The Deal These Two Rejected: LL + TSJ for No RR

The government tried to persuade the opposition to give up on a Recall Referendum in return for a balanced Supreme Tribunal Constitutional Chamber and freeing political prisoners. Capriles and López said 'no way.'

Sources with knowledge of the negotiations have revealed to Caracas Chronicles, exclusively, the outline proposal José Luis Rodríguez Zapatero brought to Leopoldo López cell in Ramo Verde. The deal would have committed the opposition to desisting from its call for a recall referendum, waiting instead for 2018 presidential elections, in return for the MUD’s wish-list, which ended up being whittled down to:

  1. Agreeing to free political prisoners
  2. A reform to expand the Supreme Tribunal’s Constitutional Chamber from seven magistrates to fifteen, with the opposition appointing seven new magistrates, and an eighth being agreed between the two sides.

The proposal was vigorously rejected,first, by Henrique Capriles (whose position is not always necessarily aligned with his party, Primero Justicia) who has become the strongest advocate of a recall in 2016 at all costs. Other parties, such as Manuel Rosales’ Un Nuevo Tiempo, were more open to this deal.

Since the deal didn’t have unanimous MUD support, Rodríguez Zapatero then sought to leverage Leopoldo López’s blessing, turning up in his cell in Ramo Verde alongside Jorge Rodríguez. López refused to talk to Zapatero in Rodríguez’s presence.
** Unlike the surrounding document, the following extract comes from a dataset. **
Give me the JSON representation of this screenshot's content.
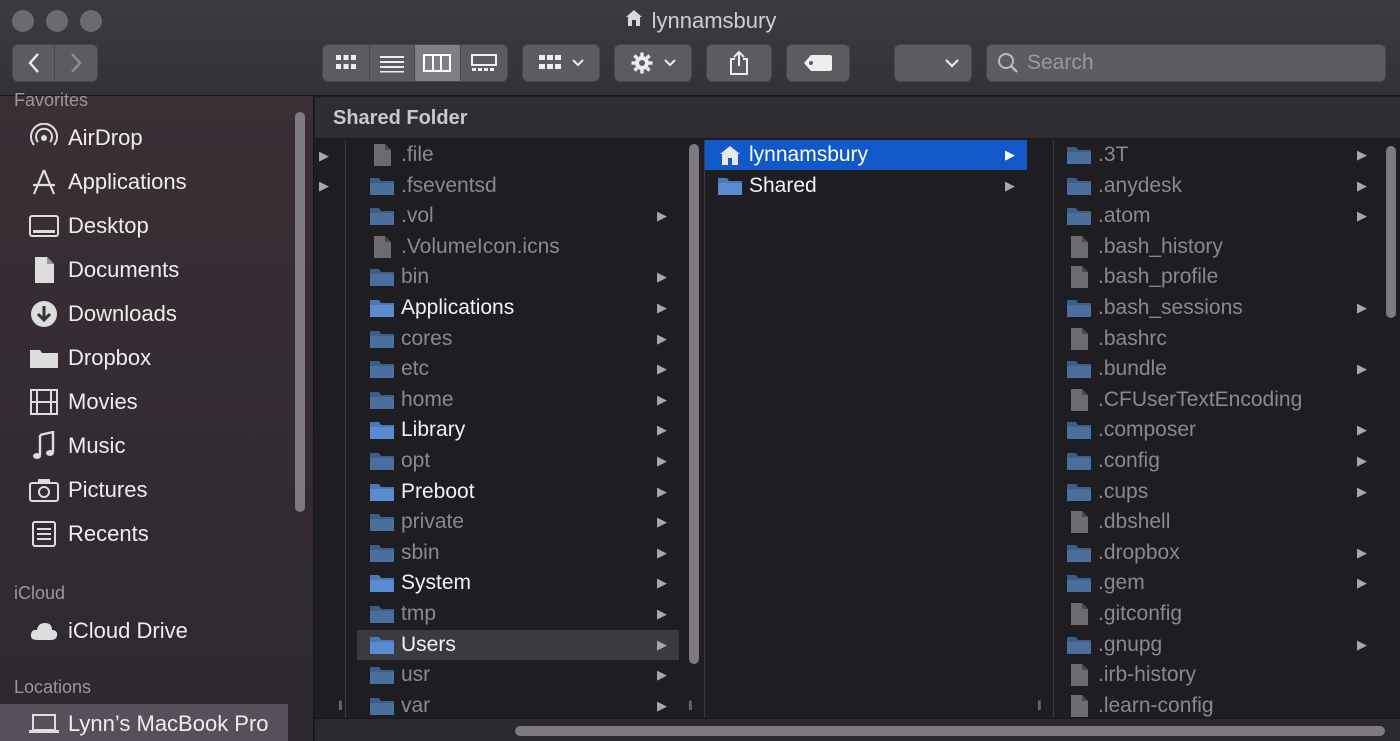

One on one with the former Spanish Prime Minister, he backed Capriles’s position, ending any possibility of a deal.

Our understanding was that Leopoldo’s rejection of Zapatero’s proposal was categorical, telling him he’d rather be the last political prisoner to come out of jail instead of bargaining a 2016 constitutional change of government. As Zapatero was leaving, Jorge Rodriguez skulked around to Leopoldo’s cell.

A legendary tweetstorm ensued, including this key tweet:

This is the context to that leak in El Nacional yesterday saying Zapatero was seeking a solution that sidestepped a 2016 referendum, and its story – mirrored in Spain’s ABC Today – saying that Zapatero admits his mission has failed.

Interestingly, the story points to a new alignment in the opposition: with AD and UNT pushing for a negotiated solution that gave up on a 2016 referendum, and a reconstituted “Capoldo” (Capriles + Leopoldo) front nixing the idea.

Which, for a relationship that has been under such impossible strain for so long, is pretty remarkable really.